La negativa le salió con más brusquedad de la que pretendía, pero no debía mostrarse comprensiva ante un posible secuestrador. Invirtió el agotador proceso que acababa de realizar minutos antes: desató a Aaron, lo sacó del coche, agarró el bolso, subió el cristal de la ventanilla y cerró la puerta. Se encaminó de nuevo hacia la puerta del centro comercial por la que habían salido.

– No quiero entretenerlo, señor Rule -dijo cuando él la siguió y se puso a su altura.

– No es ninguna molestia llevaros donde tú me digas.

– No, gracias.

– ¿Estás segura? Sería mucho…

– ¡No, gracias!

– ¿Es por esto? -se señaló el parche que le cubría el ojo izquierdo-. Ya sé que me da un aspecto sospechoso, pero te juro que no hay razón para que tengas miedo.

Kyla se detuvo bruscamente y se giró para mirarlo.

«Ay, Dios mío». Ahora seguramente pensaría que tenía prejuicios contra los tuertos.

– No me da miedo.

La tensión del rostro de Trevor se vio gradualmente reemplazada por una sonrisa llena de simpatía.

– Pues debería. En esta época, uno no puede fiarse de los desconocidos.

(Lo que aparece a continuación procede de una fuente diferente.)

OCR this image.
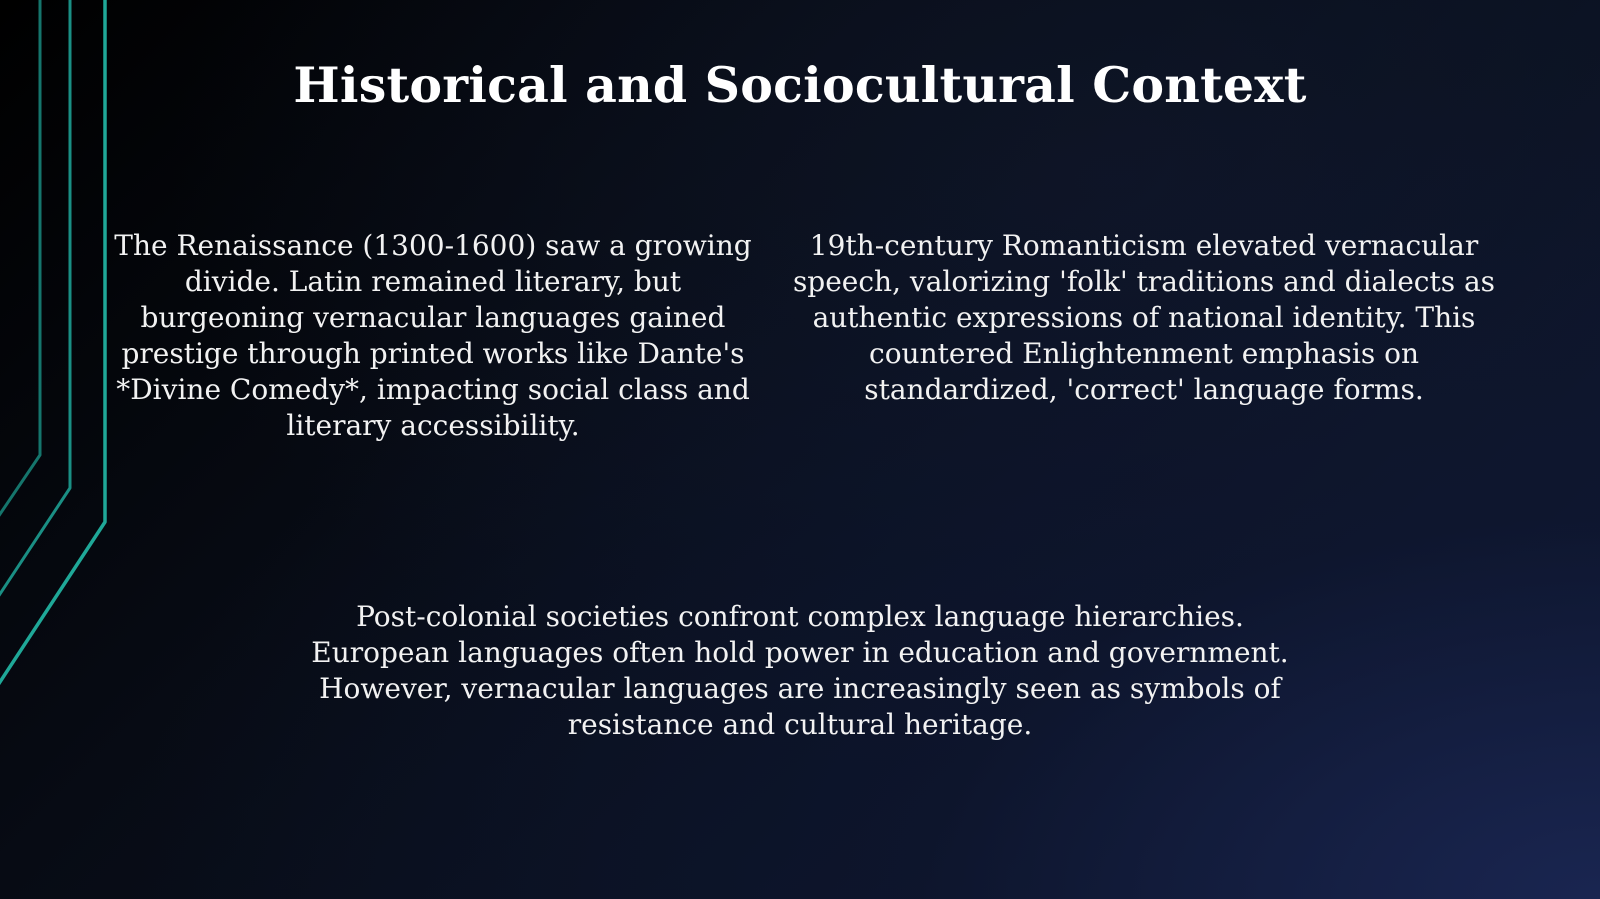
Historical and Sociocultural Context
The Renaissance (1300-1600) saw a growing divide. Latin remained literary, but burgeoning vernacular languages gained prestige through printed works like Dante's *Divine Comedy*, impacting social class and literary accessibility.
19th-century Romanticism elevated vernacular speech, valorizing 'folk' traditions and dialects as authentic expressions of national identity. This countered Enlightenment emphasis on standardized, 'correct' language forms.
Post-colonial societies confront complex language hierarchies. European languages often hold power in education and government. However, vernacular languages are increasingly seen as symbols of resistance and cultural heritage.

Ambos se rieron al unísono. Fue una risa tranquila. No se habían dado cuenta de que, al quedarse parados en medio del aparcamiento, estaban bloqueando la circulación. Él dio un paso hacia ella y la miró con seriedad.

– Sólo trato de ayudarte llevándote a casa.

Kyla se sintió idiota. Un hombre dispuesto a estropear sus botas de cuatrocientos dólares por pescar a un niño en una fuente no parecía inclinado a secuestrar, matar o mutilar a nadie.

– De acuerdo -aceptó ella sin aspavientos.

– Bien.

La paciencia del conductor que esperaba para salir de su plaza de aparcamiento se agotó finalmente e hizo sonar el claxon. Ellos se movieron.